497. Random Point in Non-overlapping Rectangles

Given a list of non-overlapping axis-aligned rectangles rects, write a function pick which randomly and uniformily picks an integer point in the space covered by the rectangles.

Note:

1. An integer point is a point that has integer coordinates. 
2. A point on the perimeter of a rectangle is included in the space covered by the rectangles. 
3. ith rectangle = rects[i] = [x1,y1,x2,y2], where [x1, y1] are the integer coordinates of the bottom-left corner, and [x2, y2] are the integer coordinates of the top-right corner.
4. length and width of each rectangle does not exceed 2000.
5. 1 <= rects.length <= 100
6. pick return a point as an array of integer coordinates [p_x, p_y]
7. pick is called at most 10000 times.

Example 1:

Input: 
["Solution","pick","pick","pick"]
[[[[1,1,5,5]]],[],[],[]]
Output: 
[null,[4,1],[4,1],[3,3]]

Example 2:

Input: 
["Solution","pick","pick","pick","pick","pick"]
[[[[-2,-2,-1,-1],[1,0,3,0]]],[],[],[],[],[]]
Output: 
[null,[-1,-2],[2,0],[-2,-1],[3,0],[-2,-2]]

Explanation of Input Syntax:

The input is two lists: the subroutines called and their arguments. Solution's constructor has one argument, the array of rectangles rects. pick has no arguments. Arguments are always wrapped with a list, even if there aren't any.

https://leetcode.com/problems/random-point-in-non-overlapping-rectangles/discuss/316890/Trying-to-explain-why-the-intuitive-solution-wont-work

以开始想到随机挑选一个rec然后随机选里面的点不就行了？

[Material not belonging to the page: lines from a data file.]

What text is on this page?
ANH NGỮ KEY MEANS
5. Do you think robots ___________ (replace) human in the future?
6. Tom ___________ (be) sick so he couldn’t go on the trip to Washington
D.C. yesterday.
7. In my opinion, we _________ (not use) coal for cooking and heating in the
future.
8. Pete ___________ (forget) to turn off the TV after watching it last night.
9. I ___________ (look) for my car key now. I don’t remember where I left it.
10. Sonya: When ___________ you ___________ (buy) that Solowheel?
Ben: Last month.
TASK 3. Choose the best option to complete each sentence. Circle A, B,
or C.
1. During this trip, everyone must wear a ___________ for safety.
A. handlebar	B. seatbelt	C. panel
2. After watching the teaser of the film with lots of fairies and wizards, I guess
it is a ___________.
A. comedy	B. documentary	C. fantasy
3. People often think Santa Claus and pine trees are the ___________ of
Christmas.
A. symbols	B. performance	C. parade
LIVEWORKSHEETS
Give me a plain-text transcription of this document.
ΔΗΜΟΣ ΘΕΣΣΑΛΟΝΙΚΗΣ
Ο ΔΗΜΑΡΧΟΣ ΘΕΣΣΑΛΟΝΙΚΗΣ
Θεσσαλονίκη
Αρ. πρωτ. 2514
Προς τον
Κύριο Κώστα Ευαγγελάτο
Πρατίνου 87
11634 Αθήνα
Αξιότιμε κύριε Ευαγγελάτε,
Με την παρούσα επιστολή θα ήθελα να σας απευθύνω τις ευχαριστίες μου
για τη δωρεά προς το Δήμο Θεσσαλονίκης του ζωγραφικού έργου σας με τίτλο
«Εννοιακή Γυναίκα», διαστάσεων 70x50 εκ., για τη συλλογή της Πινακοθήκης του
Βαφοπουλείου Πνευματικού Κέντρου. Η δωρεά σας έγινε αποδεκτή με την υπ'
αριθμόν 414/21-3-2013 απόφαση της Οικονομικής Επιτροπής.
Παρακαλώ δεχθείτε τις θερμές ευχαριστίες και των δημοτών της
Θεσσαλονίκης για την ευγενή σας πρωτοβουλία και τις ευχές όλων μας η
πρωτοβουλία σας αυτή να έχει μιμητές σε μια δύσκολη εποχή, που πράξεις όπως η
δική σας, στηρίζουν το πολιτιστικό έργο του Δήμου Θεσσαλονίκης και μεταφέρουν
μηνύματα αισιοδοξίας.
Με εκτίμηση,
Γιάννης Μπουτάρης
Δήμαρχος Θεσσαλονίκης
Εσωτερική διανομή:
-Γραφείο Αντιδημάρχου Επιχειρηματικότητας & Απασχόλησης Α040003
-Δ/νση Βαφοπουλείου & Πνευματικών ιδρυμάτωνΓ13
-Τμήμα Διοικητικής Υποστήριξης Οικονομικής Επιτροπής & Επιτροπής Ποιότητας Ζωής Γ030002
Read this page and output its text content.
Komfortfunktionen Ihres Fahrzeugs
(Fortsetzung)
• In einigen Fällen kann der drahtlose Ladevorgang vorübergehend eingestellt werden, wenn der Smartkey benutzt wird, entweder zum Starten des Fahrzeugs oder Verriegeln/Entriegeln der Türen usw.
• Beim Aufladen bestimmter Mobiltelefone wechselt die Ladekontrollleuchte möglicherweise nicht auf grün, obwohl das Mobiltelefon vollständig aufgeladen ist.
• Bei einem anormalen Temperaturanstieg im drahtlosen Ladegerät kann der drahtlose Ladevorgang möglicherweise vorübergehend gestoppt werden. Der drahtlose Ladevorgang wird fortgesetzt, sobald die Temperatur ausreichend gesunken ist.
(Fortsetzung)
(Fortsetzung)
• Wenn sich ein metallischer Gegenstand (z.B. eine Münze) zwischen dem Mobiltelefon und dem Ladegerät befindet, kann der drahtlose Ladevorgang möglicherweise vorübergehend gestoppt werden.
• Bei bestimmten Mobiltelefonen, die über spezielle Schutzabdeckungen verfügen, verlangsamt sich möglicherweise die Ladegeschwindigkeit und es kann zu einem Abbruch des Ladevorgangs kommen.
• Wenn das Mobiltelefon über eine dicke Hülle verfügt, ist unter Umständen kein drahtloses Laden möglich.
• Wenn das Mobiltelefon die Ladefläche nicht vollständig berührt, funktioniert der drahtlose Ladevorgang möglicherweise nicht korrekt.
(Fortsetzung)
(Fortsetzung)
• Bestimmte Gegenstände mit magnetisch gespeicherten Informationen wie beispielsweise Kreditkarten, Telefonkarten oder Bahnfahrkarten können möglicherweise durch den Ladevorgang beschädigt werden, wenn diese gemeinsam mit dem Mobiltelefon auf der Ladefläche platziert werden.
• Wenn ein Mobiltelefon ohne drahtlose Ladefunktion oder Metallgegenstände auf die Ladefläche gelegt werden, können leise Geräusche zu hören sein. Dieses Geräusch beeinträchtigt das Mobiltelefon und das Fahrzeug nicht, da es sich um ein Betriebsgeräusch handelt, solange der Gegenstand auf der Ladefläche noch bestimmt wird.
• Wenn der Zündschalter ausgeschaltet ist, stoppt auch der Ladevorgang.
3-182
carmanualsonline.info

但这样是不行的，因为rec面积不同，但你选他们的概率却是相同的，这样不符合random，因为对大面积的rec不公平。上面的链接解释了这一情况

class Solution {
    TreeMap<Integer, Integer> map;
    int[][] arrays;
    int sum;
    Random rnd= new Random();
    
    public Solution(int[][] rects) {
        arrays = rects;
        map = new TreeMap<>();
        sum = 0;
        
        for(int i = 0; i < rects.length; i++) {
            int[] rect = rects[i];
                        
            // the right part means the number of points can be picked in this rectangle
            sum += (rect[2] - rect[0] + 1) * (rect[3] - rect[1] + 1);
            
            map.put(sum, i);
        }
    }
    
    public int[] pick() {
        // nextInt(sum) returns a num in [0, sum -1]. After added by 1, it becomes [1, sum]
        int c = map.ceilingKey( rnd.nextInt(sum) + 1);
        
        return pickInRect(arrays[map.get(c)]);
    }
    
    private int[] pickInRect(int[] rect) {
        int left = rect[0], right = rect[2], bot = rect[1], top = rect[3];
        
        return new int[]{left + rnd.nextInt(right - left + 1), bot + rnd.nextInt(top - bot + 1) };
    }
}

正确的方法：

像presum一样，把presum和对应的数组index存到map中，然后rand.nextInt(sum) + 1代表当前取到的随机sum，然后看他在哪个recindex里，随即返回那个rec里的一个点即可。

ceilingKey：return a key larger or equal than parameter.